# Induction vs Gas cooking? Opinions?



## truewho (Mar 4, 2011)

We are putting a new kitchen in a home we just purchased. We are really tossed between the Wolf  gas range with the griddle in the center (gotta love those red knobs!) OR the 36 inch Miele induction cooktop. Super sleek looking. But which is better? We would have to install gas lines for the Wolf, a small added expense, but not a big deal.

We have never cooked on induction before but hear that its great. Opinions? Suggestions?

Thanks!


----------



## carvingtool (Jan 18, 2011)

I have a private chef friend who just put in a 30" Viking induction range in his kitchen remodel (the building he is in doesn't have gas, so he had to go with some form of electric). I've cooked on it once briefly with him.
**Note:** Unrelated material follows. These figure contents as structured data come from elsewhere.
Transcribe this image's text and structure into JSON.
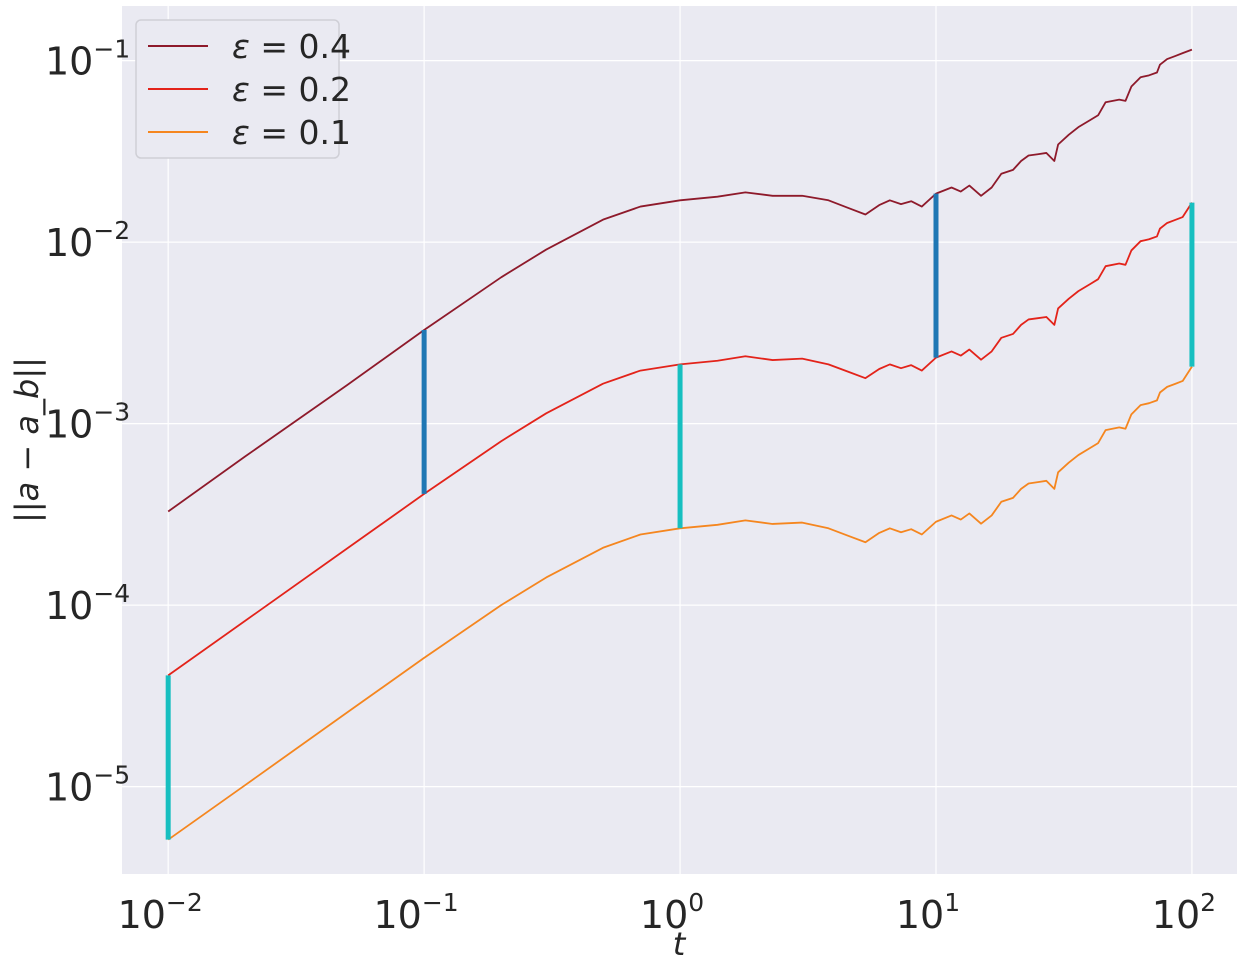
{
  "chart_data": {
    "type": "line",
    "xscale": "log",
    "yscale": "log",
    "xlim": [
      0.0066,
      150
    ],
    "ylim": [
      3.3e-06,
      0.2
    ],
    "xlabel": "t",
    "ylabel": "||a − a_b||",
    "grid": true,
    "background": "#eaeaf2",
    "legend_position": "top-left",
    "x_ticks": [
      {
        "value": 0.01,
        "base": "10",
        "exp": "−2"
      },
      {
        "value": 0.1,
        "base": "10",
        "exp": "−1"
      },
      {
        "value": 1,
        "base": "10",
        "exp": "0"
      },
      {
        "value": 10,
        "base": "10",
        "exp": "1"
      },
      {
        "value": 100,
        "base": "10",
        "exp": "2"
      }
    ],
    "y_ticks": [
      {
        "value": 1e-05,
        "base": "10",
        "exp": "−5"
      },
      {
        "value": 0.0001,
        "base": "10",
        "exp": "−4"
      },
      {
        "value": 0.001,
        "base": "10",
        "exp": "−3"
      },
      {
        "value": 0.01,
        "base": "10",
        "exp": "−2"
      },
      {
        "value": 0.1,
        "base": "10",
        "exp": "−1"
      }
    ],
    "series": [
      {
        "name": "ε = 0.4",
        "symbol": "ε",
        "value_label": " = 0.4",
        "color": "#8e1a2b",
        "points": [
          [
            0.01,
            0.000328
          ],
          [
            0.02,
            0.00066
          ],
          [
            0.05,
            0.00163
          ],
          [
            0.1,
            0.00328
          ],
          [
            0.2,
            0.0064
          ],
          [
            0.3,
            0.0091
          ],
          [
            0.5,
            0.0133
          ],
          [
            0.7,
            0.0157
          ],
          [
            1.0,
            0.017
          ],
          [
            1.4,
            0.0178
          ],
          [
            1.8,
            0.0188
          ],
          [
            2.3,
            0.018
          ],
          [
            3.0,
            0.018
          ],
          [
            3.8,
            0.017
          ],
          [
            4.5,
            0.0155
          ],
          [
            5.3,
            0.0142
          ],
          [
            6.0,
            0.016
          ],
          [
            6.6,
            0.017
          ],
          [
            7.3,
            0.0162
          ],
          [
            8.0,
            0.0168
          ],
          [
            8.8,
            0.0157
          ],
          [
            10.0,
            0.0185
          ],
          [
            11.5,
            0.02
          ],
          [
            12.5,
            0.019
          ],
          [
            13.5,
            0.0205
          ],
          [
            15.0,
            0.018
          ],
          [
            16.5,
            0.02
          ],
          [
            18.0,
            0.0238
          ],
          [
            20.0,
            0.025
          ],
          [
            21.5,
            0.028
          ],
          [
            23.0,
            0.03
          ],
          [
            25.0,
            0.0305
          ],
          [
            27.0,
            0.031
          ],
          [
            29.0,
            0.028
          ],
          [
            30.0,
            0.0345
          ],
          [
            33.0,
            0.039
          ],
          [
            36.0,
            0.043
          ],
          [
            40.0,
            0.047
          ],
          [
            43.0,
            0.05
          ],
          [
            46.0,
            0.059
          ],
          [
            52.0,
            0.061
          ],
          [
            55.0,
            0.06
          ],
          [
            58.0,
            0.072
          ],
          [
            63.0,
            0.081
          ],
          [
            68.0,
            0.083
          ],
          [
            73.0,
            0.086
          ],
          [
            75.0,
            0.095
          ],
          [
            80.0,
            0.102
          ],
          [
            86.0,
            0.106
          ],
          [
            92.0,
            0.11
          ],
          [
            100.0,
            0.115
          ]
        ]
      },
      {
        "name": "ε = 0.2",
        "symbol": "ε",
        "value_label": " = 0.2",
        "color": "#e3231a",
        "points": [
          [
            0.01,
            4.1e-05
          ],
          [
            0.02,
            8.2e-05
          ],
          [
            0.05,
            0.000205
          ],
          [
            0.1,
            0.00041
          ],
          [
            0.2,
            0.0008
          ],
          [
            0.3,
            0.00114
          ],
          [
            0.5,
            0.00166
          ],
          [
            0.7,
            0.00196
          ],
          [
            1.0,
            0.00212
          ],
          [
            1.4,
            0.00222
          ],
          [
            1.8,
            0.00235
          ],
          [
            2.3,
            0.00224
          ],
          [
            3.0,
            0.00228
          ],
          [
            3.8,
            0.00212
          ],
          [
            4.5,
            0.00194
          ],
          [
            5.3,
            0.00178
          ],
          [
            6.0,
            0.002
          ],
          [
            6.6,
            0.00212
          ],
          [
            7.3,
            0.00202
          ],
          [
            8.0,
            0.0021
          ],
          [
            8.8,
            0.00196
          ],
          [
            10.0,
            0.00231
          ],
          [
            11.5,
            0.0025
          ],
          [
            12.5,
            0.00237
          ],
          [
            13.5,
            0.00256
          ],
          [
            15.0,
            0.00225
          ],
          [
            16.5,
            0.0025
          ],
          [
            18.0,
            0.00297
          ],
          [
            20.0,
            0.00312
          ],
          [
            21.5,
            0.0035
          ],
          [
            23.0,
            0.00375
          ],
          [
            25.0,
            0.00381
          ],
          [
            27.0,
            0.00387
          ],
          [
            29.0,
            0.0035
          ],
          [
            30.0,
            0.00431
          ],
          [
            33.0,
            0.00487
          ],
          [
            36.0,
            0.00537
          ],
          [
            40.0,
            0.00587
          ],
          [
            43.0,
            0.00625
          ],
          [
            46.0,
            0.00737
          ],
          [
            52.0,
            0.00762
          ],
          [
            55.0,
            0.0075
          ],
          [
            58.0,
            0.009
          ],
          [
            63.0,
            0.01012
          ],
          [
            68.0,
            0.01037
          ],
          [
            73.0,
            0.01075
          ],
          [
            75.0,
            0.01187
          ],
          [
            80.0,
            0.01275
          ],
          [
            86.0,
            0.01325
          ],
          [
            92.0,
            0.01375
          ],
          [
            100.0,
            0.0165
          ]
        ]
      },
      {
        "name": "ε = 0.1",
        "symbol": "ε",
        "value_label": " = 0.1",
        "color": "#f5861f",
        "points": [
          [
            0.01,
            5.1e-06
          ],
          [
            0.02,
            1.02e-05
          ],
          [
            0.05,
            2.56e-05
          ],
          [
            0.1,
            5.12e-05
          ],
          [
            0.2,
            0.0001
          ],
          [
            0.3,
            0.000142
          ],
          [
            0.5,
            0.000207
          ],
          [
            0.7,
            0.000245
          ],
          [
            1.0,
            0.000265
          ],
          [
            1.4,
            0.000277
          ],
          [
            1.8,
            0.000293
          ],
          [
            2.3,
            0.00028
          ],
          [
            3.0,
            0.000285
          ],
          [
            3.8,
            0.000265
          ],
          [
            4.5,
            0.000242
          ],
          [
            5.3,
            0.000222
          ],
          [
            6.0,
            0.00025
          ],
          [
            6.6,
            0.000265
          ],
          [
            7.3,
            0.000252
          ],
          [
            8.0,
            0.000262
          ],
          [
            8.8,
            0.000245
          ],
          [
            10.0,
            0.000288
          ],
          [
            11.5,
            0.000312
          ],
          [
            12.5,
            0.000296
          ],
          [
            13.5,
            0.00032
          ],
          [
            15.0,
            0.000281
          ],
          [
            16.5,
            0.000312
          ],
          [
            18.0,
            0.000371
          ],
          [
            20.0,
            0.00039
          ],
          [
            21.5,
            0.000437
          ],
          [
            23.0,
            0.000468
          ],
          [
            25.0,
            0.000476
          ],
          [
            27.0,
            0.000484
          ],
          [
            29.0,
            0.000437
          ],
          [
            30.0,
            0.000539
          ],
          [
            33.0,
            0.000609
          ],
          [
            36.0,
            0.000671
          ],
          [
            40.0,
            0.000734
          ],
          [
            43.0,
            0.000781
          ],
          [
            46.0,
            0.000921
          ],
          [
            52.0,
            0.000953
          ],
          [
            55.0,
            0.000937
          ],
          [
            58.0,
            0.001125
          ],
          [
            63.0,
            0.001265
          ],
          [
            68.0,
            0.001296
          ],
          [
            73.0,
            0.001343
          ],
          [
            75.0,
            0.001484
          ],
          [
            80.0,
            0.001594
          ],
          [
            86.0,
            0.001656
          ],
          [
            92.0,
            0.001718
          ],
          [
            100.0,
            0.00206
          ]
        ]
      }
    ],
    "vertical_segments": [
      {
        "x": 0.1,
        "y_from": 0.00041,
        "y_to": 0.00328,
        "color": "#1f77b4"
      },
      {
        "x": 10,
        "y_from": 0.00231,
        "y_to": 0.0185,
        "color": "#1f77b4"
      },
      {
        "x": 0.01,
        "y_from": 5.1e-06,
        "y_to": 4.1e-05,
        "color": "#17bfc0"
      },
      {
        "x": 1,
        "y_from": 0.000265,
        "y_to": 0.00212,
        "color": "#17bfc0"
      },
      {
        "x": 100,
        "y_from": 0.00206,
        "y_to": 0.0165,
        "color": "#17bfc0"
      }
    ]
  }
}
He's told me so far he likes it, but it has some draw backs; the burners are smaller than some of his pans (some 12" +/- skillets - some of which are ScanPan CTX) and if he's making a ragu/ratatouille, the simmering will not extend to the entire perimeter of the pan - the simmering will be confined to the area of the burner. Induction doesn't heat like a gas burner, so the heat in the pan is confined to the area of the element rather than radiating out to the entire area. The temperature control range is not consistent - low is very low and high is high, but in between the dial settings are not what you'd normally think of as incremental. Not a big deal really but something he's had to adjust to.

On the plus side, you turn it off and take off the pan and the surface isn't hot. The surface is all one plane of smooth glass, so clean-up is a breeze compared to taking off the grates and cleaning around gas burners.

Overall he likes it, but I think if he had a choice, he'd have gone w/ gas. Me personally, I haven't had much time with them, and I'd prolly go with gas too unless I had some revelatory experience.


----------



## phatch (Mar 29, 2002)

If you have a good pan, the heat will radiate through the pan pretty well. Cast iron doesn't do this well on induction, but various clad and disc bottomed pots have worked wonderfully for me. As with any electric system you do have to do some matching to the size of the burner, but if you're reasonably close, it's fine. And that's true for gas too, but it tends to spread more than any other heating system.

A lot of it depends on how much you're willing to spend. There are induction systems that sense the size of your pan and match it. But that costs extra.

It can be very gas like in heating power and response to turning heat up or down. You also often have the option to set temperatures and the burner will hold it. It can be some really cool technology and a marvelous cooktop.

But its quite expensive to get all the nifty features. theinductionsite.com has plenty of worthwhile information.


----------